The Bible tells me so...
Apparently, many of our so-called Christian leaders did not read their Bibles very thoroughly:
"Shame on you! you who make unjust laws and publish burdensome decrees, depriving the poor of justice, robbing the weakest of my people of their rights, despoiling the widow and plundering the orphan. What will you do when called to account, when ruin from afar confronts you? To whom will you flee for help?"-- Isaiah 10:1-3
Where is our devout Evangelistic president when we need him to balance the economic injustices wrought by the ruling plutocracy? He is making unjust laws and publishing burdensome decrees, of course. Under Bush, the shameful wealth gap in America has widened to a chasm. Ten European countries, Australia and Canada share their wealth more evenly than the land of opportunity.

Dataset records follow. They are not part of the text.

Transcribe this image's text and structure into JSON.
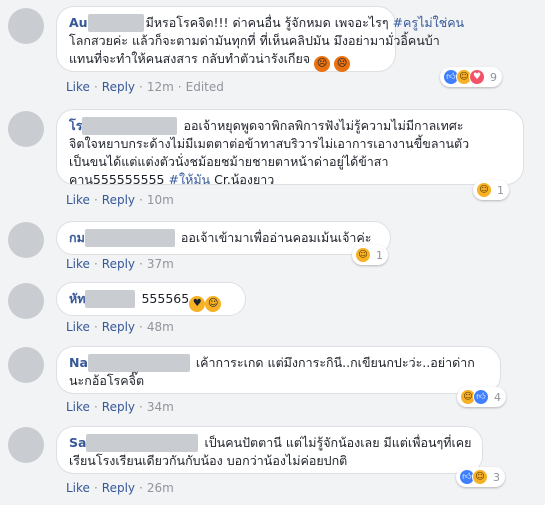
{
  "common": {
    "like": "Like",
    "reply": "Reply",
    "sep": "·",
    "edited": "Edited"
  },
  "comments": [
    {
      "name": "Au",
      "lines": [
        "มีหรอโรคจิต!!! ด่าคนอื่น รู้จักหมด เพจอะไรๆ",
        "โลกสวยค่ะ แล้วก็จะตามด่ามันทุกที่ ที่เห็นคลิปมัน มึงอย่ามามั่วอิ้คนบ้า",
        "แทนที่จะทำให้คนสงสาร กลับทำตัวน่ารังเกียจ"
      ],
      "hashtag": "#ครูไม่ใช่คน",
      "time": "12m",
      "reaction_count": "9",
      "colors": {
        "angry": "#e9710f"
      }
    },
    {
      "name": "โร",
      "lines": [
        "ออเจ้าหยุดพูดจาพิกลพิการฟังไม่รู้ความไม่มีกาลเทศะ",
        "จิตใจหยาบกระด้างไม่มีเมตตาต่อข้าทาสบริวารไม่เอาการเอางานขี้ขลานตัว",
        "เป็นขนได้แต่แต่งตัวนั่งชม้อยชม้ายชายตาหน้าด่าอยู่ได้ข้าสา",
        "คาน555555555"
      ],
      "hashtag": "#ให้มัน",
      "credit": "Cr.น้องยาว",
      "time": "10m",
      "reaction_count": "1"
    },
    {
      "name": "กม",
      "text": "ออเจ้าเข้ามาเพื่ออ่านคอมเม้นเจ้าค่ะ",
      "time": "37m",
      "reaction_count": "1"
    },
    {
      "name": "หัท",
      "text": "555565",
      "time": "48m"
    },
    {
      "name": "Na",
      "lines": [
        "เค้าการะเกด แต่มึงการะกินี..กเขียนกปะว่ะ..อย่าด่าก",
        "นะกอ้อโรคจิ๊ต"
      ],
      "time": "34m",
      "reaction_count": "4"
    },
    {
      "name": "Sa",
      "lines": [
        "เป็นคนปัตตานี แต่ไม่รู้จักน้องเลย มีแต่เพื่อนๆที่เคย",
        "เรียนโรงเรียนเดียวกันกับน้อง บอกว่าน้องไม่ค่อยปกติ"
      ],
      "time": "26m",
      "reaction_count": "3"
    }
  ]
}
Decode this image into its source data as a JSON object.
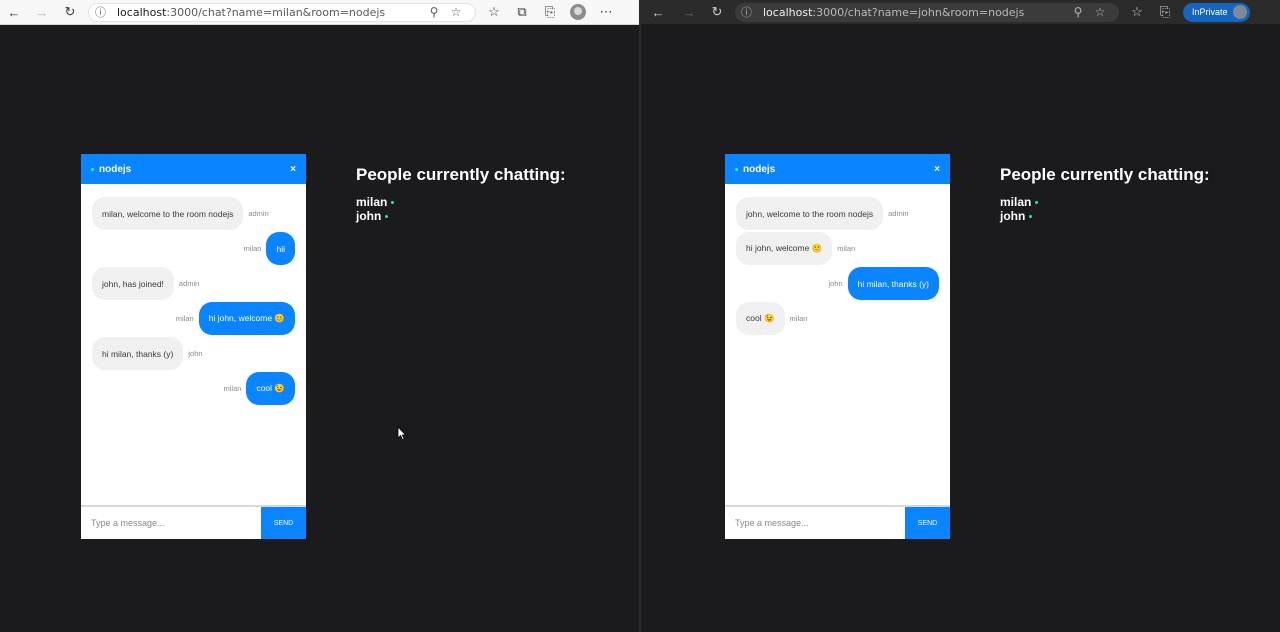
{
  "left_window": {
    "theme": "light",
    "url_host": "localhost",
    "url_path": ":3000/chat?name=milan&room=nodejs",
    "room": "nodejs",
    "close_glyph": "×",
    "messages": [
      {
        "text": "milan, welcome to the room nodejs",
        "sender": "admin",
        "mine": false
      },
      {
        "text": "hii",
        "sender": "milan",
        "mine": true
      },
      {
        "text": "john, has joined!",
        "sender": "admin",
        "mine": false
      },
      {
        "text": "hi john, welcome 😊",
        "sender": "milan",
        "mine": true
      },
      {
        "text": "hi milan, thanks (y)",
        "sender": "john",
        "mine": false
      },
      {
        "text": "cool 😉",
        "sender": "milan",
        "mine": true
      }
    ],
    "input_placeholder": "Type a message...",
    "send_label": "SEND",
    "people_heading": "People currently chatting:",
    "people": [
      "milan",
      "john"
    ]
  },
  "right_window": {
    "theme": "dark",
    "url_host": "localhost",
    "url_path": ":3000/chat?name=john&room=nodejs",
    "inprivate_label": "InPrivate",
    "room": "nodejs",
    "close_glyph": "×",
    "messages": [
      {
        "text": "john, welcome to the room nodejs",
        "sender": "admin",
        "mine": false
      },
      {
        "text": "hi john, welcome 🙂",
        "sender": "milan",
        "mine": false
      },
      {
        "text": "hi milan, thanks (y)",
        "sender": "john",
        "mine": true
      },
      {
        "text": "cool 😉",
        "sender": "milan",
        "mine": false
      }
    ],
    "input_placeholder": "Type a message...",
    "send_label": "SEND",
    "people_heading": "People currently chatting:",
    "people": [
      "milan",
      "john"
    ]
  },
  "icons": {
    "back": "back-arrow-icon",
    "forward": "forward-arrow-icon",
    "refresh": "refresh-icon",
    "info": "info-icon",
    "zoom": "zoom-icon",
    "favorite": "star-icon",
    "favorites_list": "favorites-icon",
    "collections": "collections-icon",
    "share": "share-icon",
    "more": "more-icon"
  },
  "colors": {
    "accent": "#0a84ff",
    "page_bg": "#1b1b1e",
    "online_dot": "#2ee6a0",
    "inprivate": "#1565c0"
  }
}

In 1980, there were 574,000 millionaires in the United States. By the middle of 2003, there were 3.8 million. (The wealthiest 20% of Americans now possess 83% of our country's wealth). During that same time span, CEO salaries skyrocketed. In 1980, CEO salaries were 42 times that of the average American employee. In 2003, CEOs made a stratospheric 411 times more than their typical employee. Japan, a stalwart titan of capitalism like the US, only rewards its CEOs at a rate of 11 times that of their "underlings". What did Bush say about a journey involving justice?